I often think in terms of Western stories, and am nearly always looking for an opportunity to write one, or something related to a Western. In many ways, the Hap and Leonard novels are Westerns, modern Westerns. Some show these roots more than others. But ruling out the horror westerns I've written, which are less a traditional style Western, I've written a couple of traditional Westerns. One was under a pen name, the other was supposed to be, but was published in small numbers by a small press. But the ones I think of as Westerns, as well as Historicals, are The Magic Wagon, and though it suggest some fantasy elements, that could well be in how Buster, the narrator views things, not how they really are, and then there's THE THICKET, and PARADISE SKY, the latter being the favorite of all my books. I've also written a novella, BLACK HAT JACK, which I'm fond of, and a couple of short stories, all of them about Nat Love. So the bug is there. I find few Western novels I truly like, though in the seventies I read them by the ton, trying to learn about the field. As well as historical non-fiction about the West.

2, What does the genre allow you to do as a writer?

I think any genre can allow you to do most anything, if you decide to do it. I like getting away from cell phones and computers and a lot of modern sensibilities. I'm not a luddite, nor do I hate the present, but it's a nice vacation. Also, my personal voice, is very close to that of an older time. This is partly due to being raised by older parents, being around older relatives, and where I grew up. When I was young, I only read a few Western novels and stories, Brett Harte, Jack London, Mark Twain, Max Brand, this and that. I preferred the movies then, and though I love London and Twain, even when they wrote Western material, it had a unique sensibility. The first Western I read that made me thing I might want to write them was SLIPHAMMER, by Brian Garfield. It was the forerunner of the Adult Westerns, meaning those with sex in them, but it was a great story about Wyatt Earp, and a very different take. It isn't a favorite of mine, but it showed me that Westerns could go all manner of places.

3. What did you want to pull from the original Deadwood Dick legend and history?

I wanted primarily to show that blacks in the West had contributed greatly. They had been heroes, scoundrels, marshals, murderers, soldiers and so on, just like a lot of white frontier folk. In other words, they did what a lot of folks did. There positive achievements were pretty much overlooked. I had wanted to write the novel for thirty years, had researched the black experience in the West for thirty years, so I was primed to write it.

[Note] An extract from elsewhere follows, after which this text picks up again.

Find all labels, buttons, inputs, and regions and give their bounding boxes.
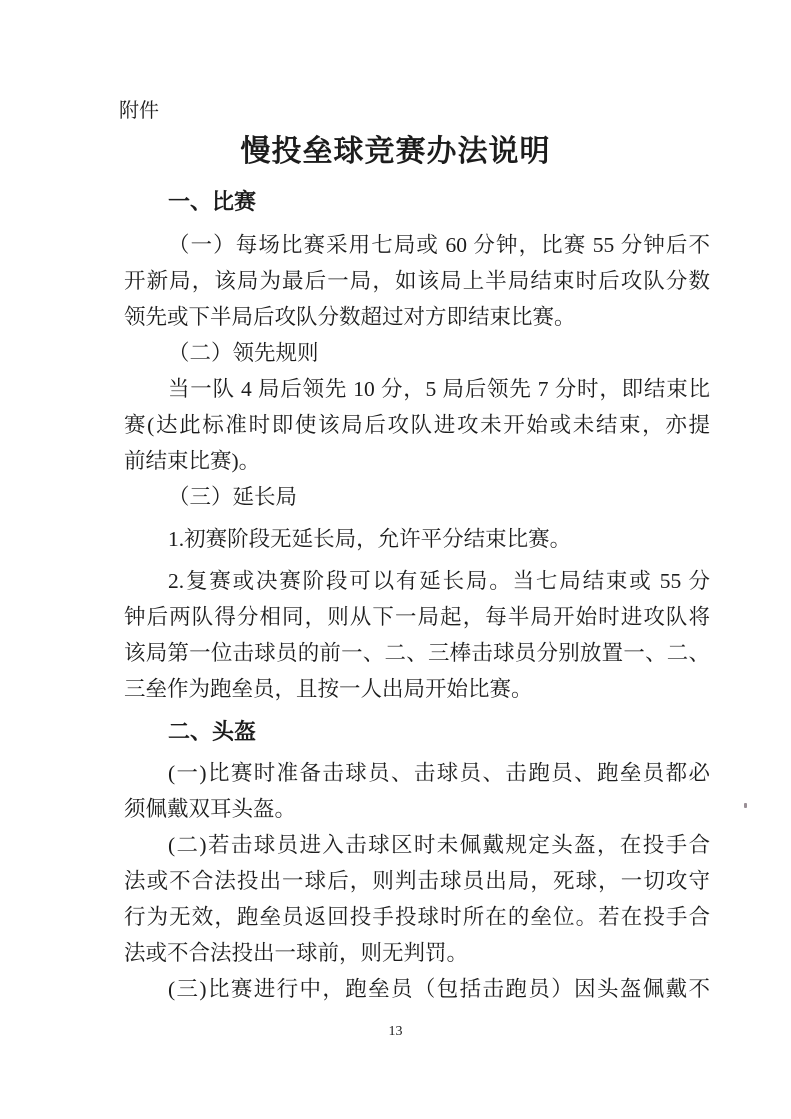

4. Race and prejudice often plays an important part in your work. What aspect of the subject did you want to delve into about it in Paradise Sky?

I wanted to show that, unlike what the movies would lead you to believe, there were black cowboys, soldiers, etc. They participated in the construct of this country, both good and bad, just like every one else. I blended a lot of different black characters into my version of Nat Love, using primarily the original Nat's attitude in his memoir, which is partly truth, and partly Dime Novel, like pretty much all of the books written then about Western characters. Dime Novels are the basis of what we believe to be the West. It was never like that, but I wanted to blend reality with a Dime Novel attitude.

5. When the book was released a couple years ago, it was one of your most critically acclaimed. What do you think caused that?

I have no idea. I know I had a passion to write it. I think that's true of my books in general, but I had a marvelous time writing this one, and I think my desire, the authenticity of the basic experience of blacks in the West, my enthusiasm for that, came through. 6. What are some western novels you love? THE SHOOTIST, THE HOMESMAN by Glendon Swarthout. TRUE GRIT, Charles Portis. WILD TIMES, Brian Garfield. LITTLE BIG MAN, Thomas Berger. THE SEARCHERS, Alan Lemay. THE TIME IT NEVER RAINED, Elmer Kelton. I could go on and on, actually. I have a hard time enjoying standard Westerns, but there are unique ones, and when I find those, I adore them. There are more than most people think. But it's best I stop here, or I'll miss lunch.